- Chameleon eating a grasshopper
- Madagascar Exotic 75 Km east of Tana
- Coordinates: 18°55′52.7″S 47°56′59.9″E﻿ / ﻿18.931306°S 47.949972°E

= Peyrieras Reptile Reserve =

Privately run animal reserve in Madagascar

Madagascar Exotic (also known as the Peyrieras Butterfly Farm, Peyrieras Nature Farm and Mandraka Reptile Farm) is a small privately run reserve (or zoo) at Marozevo, on National Road N2, 75 km east of Antananarivo, between the towns of Manjakandriana and Moramanga. It is a popular tourist stop between Antananarivo and Madagascar's Andasibe-Mantadia National Park.

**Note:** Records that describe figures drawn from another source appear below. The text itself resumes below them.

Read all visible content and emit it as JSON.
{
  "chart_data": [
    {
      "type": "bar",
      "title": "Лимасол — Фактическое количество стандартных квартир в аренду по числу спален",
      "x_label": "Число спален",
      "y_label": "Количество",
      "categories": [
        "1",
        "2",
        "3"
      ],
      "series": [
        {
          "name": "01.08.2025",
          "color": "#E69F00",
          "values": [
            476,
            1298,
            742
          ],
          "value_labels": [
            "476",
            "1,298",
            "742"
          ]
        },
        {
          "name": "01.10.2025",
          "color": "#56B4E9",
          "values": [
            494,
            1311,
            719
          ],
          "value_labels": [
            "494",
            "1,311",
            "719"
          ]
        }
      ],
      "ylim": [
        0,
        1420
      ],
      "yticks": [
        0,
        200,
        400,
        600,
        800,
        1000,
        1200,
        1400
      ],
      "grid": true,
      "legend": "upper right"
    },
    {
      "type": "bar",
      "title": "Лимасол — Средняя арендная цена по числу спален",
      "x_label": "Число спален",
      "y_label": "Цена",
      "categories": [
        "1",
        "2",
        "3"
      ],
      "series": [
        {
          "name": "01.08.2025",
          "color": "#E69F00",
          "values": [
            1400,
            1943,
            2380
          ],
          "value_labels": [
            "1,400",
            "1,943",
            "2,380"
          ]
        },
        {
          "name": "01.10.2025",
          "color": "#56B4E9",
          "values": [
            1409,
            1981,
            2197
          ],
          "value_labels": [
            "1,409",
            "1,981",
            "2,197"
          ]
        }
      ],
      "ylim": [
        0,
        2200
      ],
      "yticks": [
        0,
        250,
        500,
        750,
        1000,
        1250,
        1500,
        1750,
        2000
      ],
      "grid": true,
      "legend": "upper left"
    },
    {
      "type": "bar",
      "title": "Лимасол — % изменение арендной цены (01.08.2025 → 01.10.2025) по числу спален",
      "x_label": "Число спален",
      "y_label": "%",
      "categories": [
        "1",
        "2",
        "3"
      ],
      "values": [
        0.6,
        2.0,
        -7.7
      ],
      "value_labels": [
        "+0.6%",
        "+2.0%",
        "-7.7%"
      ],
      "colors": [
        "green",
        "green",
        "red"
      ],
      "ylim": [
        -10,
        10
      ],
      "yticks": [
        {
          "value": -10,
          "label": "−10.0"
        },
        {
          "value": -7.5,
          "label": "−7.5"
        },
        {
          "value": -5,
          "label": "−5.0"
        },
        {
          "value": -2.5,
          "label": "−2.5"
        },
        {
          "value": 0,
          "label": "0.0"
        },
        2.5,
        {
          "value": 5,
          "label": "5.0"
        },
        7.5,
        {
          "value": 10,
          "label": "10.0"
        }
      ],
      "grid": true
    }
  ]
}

It was founded and owned by the French entomologist and naturalist André Peyriéras, which is why it is also known as the Reserve Peyrieras.

The collection includes many reptiles (chameleons, iguanas, geckos, frogs), batraciens (amphibians), crocodiles and papillons (butterflies). The adjacent forest area supports families of relocated and habituated Verreaux's sifaka and common brown lemur which provide opportunities to photograph them close up at feeding times.

Most of the reptiles and other species are held within several large caged buildings and greenhouses, which tourists may enter when accompanied by a guide. A group of Coquerel's sifaka return daily to be fed and to aid photography by the tourists.